Ever heard the term “forfeiture of shares” and wondered, “What Do U Mean By Forfeiture Of Shares?” In simple terms, it’s when a company takes back shares from a shareholder, usually because they haven’t paid the full amount they owe on those shares. Think of it like this: you start buying a car, but stop making payments – the dealership repossesses it. Forfeiture of shares is a similar concept in the world of stocks.

Decoding the Concept of Share Forfeiture

Forfeiture of shares occurs when a shareholder fails to pay the calls (installments) due on their shares within the stipulated time frame. Companies issue shares to raise capital, and shareholders are expected to pay the promised amount in stages, known as calls. If a shareholder defaults on these calls, the company has the right to forfeit their shares. This process is crucial for maintaining the financial health of the company and ensuring fairness among all shareholders. Here’s a breakdown:

  • Non-payment of call money triggers the process.
  • The company must send a notice to the defaulting shareholder, giving them a final opportunity to pay.
  • If the payment isn’t made within the notice period, the shares are forfeited.

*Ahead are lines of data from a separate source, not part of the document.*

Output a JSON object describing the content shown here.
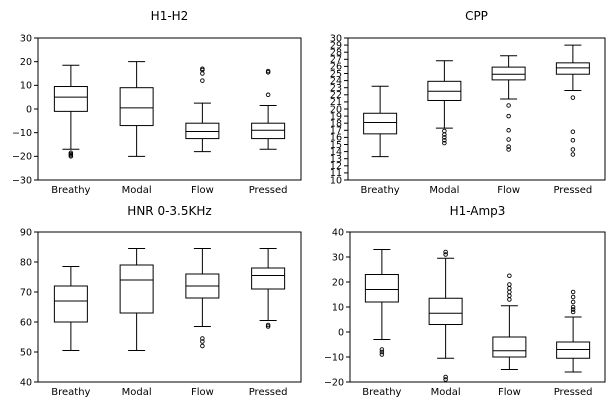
{
  "chart_data": [
    {
      "type": "box",
      "title": "H1-H2",
      "categories": [
        "Breathy",
        "Modal",
        "Flow",
        "Pressed"
      ],
      "ylim": [
        -30,
        30
      ],
      "yticks": [
        -30,
        -20,
        -10,
        0,
        10,
        20,
        30
      ],
      "series": [
        {
          "whisker_low": -17,
          "q1": -1,
          "median": 5,
          "q3": 9.5,
          "whisker_high": 18.5,
          "outliers": [
            -18.5,
            -19,
            -19.5,
            -20
          ]
        },
        {
          "whisker_low": -20,
          "q1": -7,
          "median": 0.5,
          "q3": 9,
          "whisker_high": 20,
          "outliers": []
        },
        {
          "whisker_low": -18,
          "q1": -12.5,
          "median": -9.5,
          "q3": -6,
          "whisker_high": 2.5,
          "outliers": [
            12,
            15,
            16.5,
            17
          ]
        },
        {
          "whisker_low": -17,
          "q1": -12.5,
          "median": -9,
          "q3": -6,
          "whisker_high": 1.5,
          "outliers": [
            6,
            15.5,
            16
          ]
        }
      ]
    },
    {
      "type": "box",
      "title": "CPP",
      "categories": [
        "Breathy",
        "Modal",
        "Flow",
        "Pressed"
      ],
      "ylim": [
        10,
        30
      ],
      "yticks": [
        10,
        11,
        12,
        13,
        14,
        15,
        16,
        17,
        18,
        19,
        20,
        21,
        22,
        23,
        24,
        25,
        26,
        27,
        28,
        29,
        30
      ],
      "series": [
        {
          "whisker_low": 13.3,
          "q1": 16.5,
          "median": 18.1,
          "q3": 19.4,
          "whisker_high": 23.2,
          "outliers": []
        },
        {
          "whisker_low": 17.3,
          "q1": 21.2,
          "median": 22.5,
          "q3": 23.9,
          "whisker_high": 26.8,
          "outliers": [
            15.2,
            15.6,
            16,
            16.4,
            16.9
          ]
        },
        {
          "whisker_low": 21.4,
          "q1": 24.1,
          "median": 24.9,
          "q3": 25.9,
          "whisker_high": 27.5,
          "outliers": [
            14.3,
            14.7,
            15.7,
            17,
            19,
            20.5
          ]
        },
        {
          "whisker_low": 22.6,
          "q1": 24.9,
          "median": 25.8,
          "q3": 26.5,
          "whisker_high": 29,
          "outliers": [
            13.6,
            14.3,
            15.6,
            16.8,
            21.6
          ]
        }
      ]
    },
    {
      "type": "box",
      "title": "HNR 0-3.5KHz",
      "categories": [
        "Breathy",
        "Modal",
        "Flow",
        "Pressed"
      ],
      "ylim": [
        40,
        90
      ],
      "yticks": [
        40,
        50,
        60,
        70,
        80,
        90
      ],
      "series": [
        {
          "whisker_low": 50.5,
          "q1": 60,
          "median": 67,
          "q3": 72,
          "whisker_high": 78.5,
          "outliers": []
        },
        {
          "whisker_low": 50.5,
          "q1": 63,
          "median": 74,
          "q3": 79,
          "whisker_high": 84.5,
          "outliers": []
        },
        {
          "whisker_low": 58.5,
          "q1": 68,
          "median": 72,
          "q3": 76,
          "whisker_high": 84.5,
          "outliers": [
            52,
            53.5,
            54.5
          ]
        },
        {
          "whisker_low": 60.5,
          "q1": 71,
          "median": 75.5,
          "q3": 78,
          "whisker_high": 84.5,
          "outliers": [
            58.5,
            59
          ]
        }
      ]
    },
    {
      "type": "box",
      "title": "H1-Amp3",
      "categories": [
        "Breathy",
        "Modal",
        "Flow",
        "Pressed"
      ],
      "ylim": [
        -20,
        40
      ],
      "yticks": [
        -20,
        -10,
        0,
        10,
        20,
        30,
        40
      ],
      "series": [
        {
          "whisker_low": -3,
          "q1": 12,
          "median": 17,
          "q3": 23,
          "whisker_high": 33,
          "outliers": [
            -7,
            -8,
            -9
          ]
        },
        {
          "whisker_low": -10.5,
          "q1": 3,
          "median": 7.5,
          "q3": 13.5,
          "whisker_high": 29.5,
          "outliers": [
            31,
            32,
            -18,
            -19
          ]
        },
        {
          "whisker_low": -15,
          "q1": -10,
          "median": -7.5,
          "q3": -2,
          "whisker_high": 10.5,
          "outliers": [
            13,
            14.5,
            16,
            17.5,
            19,
            22.5
          ]
        },
        {
          "whisker_low": -16,
          "q1": -10.5,
          "median": -7,
          "q3": -4,
          "whisker_high": 6,
          "outliers": [
            8,
            9,
            10,
            12,
            14,
            16
          ]
        }
      ]
    }
  ]
}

The articles of association of a company outline the specific procedures and conditions for forfeiture. These articles essentially serve as the rulebook for how the company operates and includes the fine print on what happens when a shareholder doesn’t meet their payment obligations. They dictate the notice period, the method of forfeiture, and the accounting treatment of the forfeited shares. For instance, here’s a simplified example of how call money might be structured:

Call Amount per Share
Application $2
Allotment $3
First Call $2.5
Second and Final Call $2.5

Following forfeiture, the company can reissue these shares, often at a discount, to recover the unpaid amount. This process helps the company recoup some of its losses and ensures that the share capital is fully paid up. Reissuing forfeited shares is subject to certain regulations, aiming to protect the interests of both the company and potential investors. The amount received from the reissue is used to cover the initial unpaid amount and any expenses incurred during the forfeiture process.

To gain a deeper understanding of the legal and procedural aspects surrounding forfeiture of shares, consulting the relevant sections of the Companies Act and the specific articles of association of the company in question is highly recommended. This will provide you with a comprehensive view of the rights, responsibilities, and potential consequences associated with share ownership.